Title: Small data transmission in 5G New Radio (NR) systems: Applications, design and performance evaluation
First, I will provide an overview of the fundamentals of the 5th Generation (5G) Radio Resource Control (RRC) protocol, responsible for fundamental functions in the user equipment (UE) such as state handling (e.g. Idle, Connected, Inactive states), Control Plane procedures (e.g. state transitions), measurement configuration and reporting, mobility, etc.
Then, I will describe the design of Small Data Transmission (SDT) in 5G NR, a new feature recently addressed by the 3rd Generation Partnership Project (3GPP) specification Release 17 which enables UEs in RRC Inactive state to transmit infrequent and small data without requiring an RRC state transition.

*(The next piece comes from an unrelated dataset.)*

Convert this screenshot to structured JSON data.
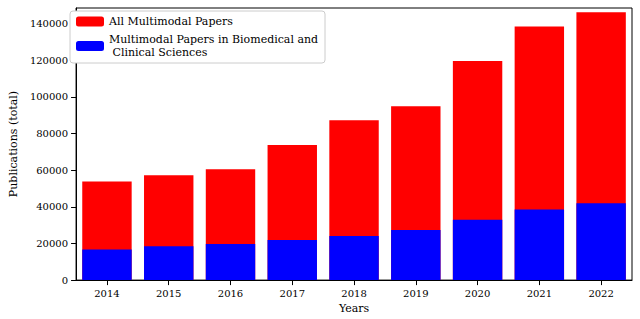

Finally, I will conclude with performance results that show significant gains in latency reduction and energy efficiency which are critical requirements for many 5G use cases.
(Nokia Bell Labs, France)
She received the Engineering Degree in 2010 and the Master Degree in telecommunications in 2011, both from the higher School of Communication of Tunis, Tunisia (SUP’COM). She obtained her PhD from Telecom Paris Tech and Orange Labs in 2015. She joined Nokia Bell Labs FRANCE in 2017 and has since been working as a researcher engineer in Standardization and Research LAB. Her focus areas have been 5G NR radio network architecture and protocols, in particular the control plane design and RRC protocol.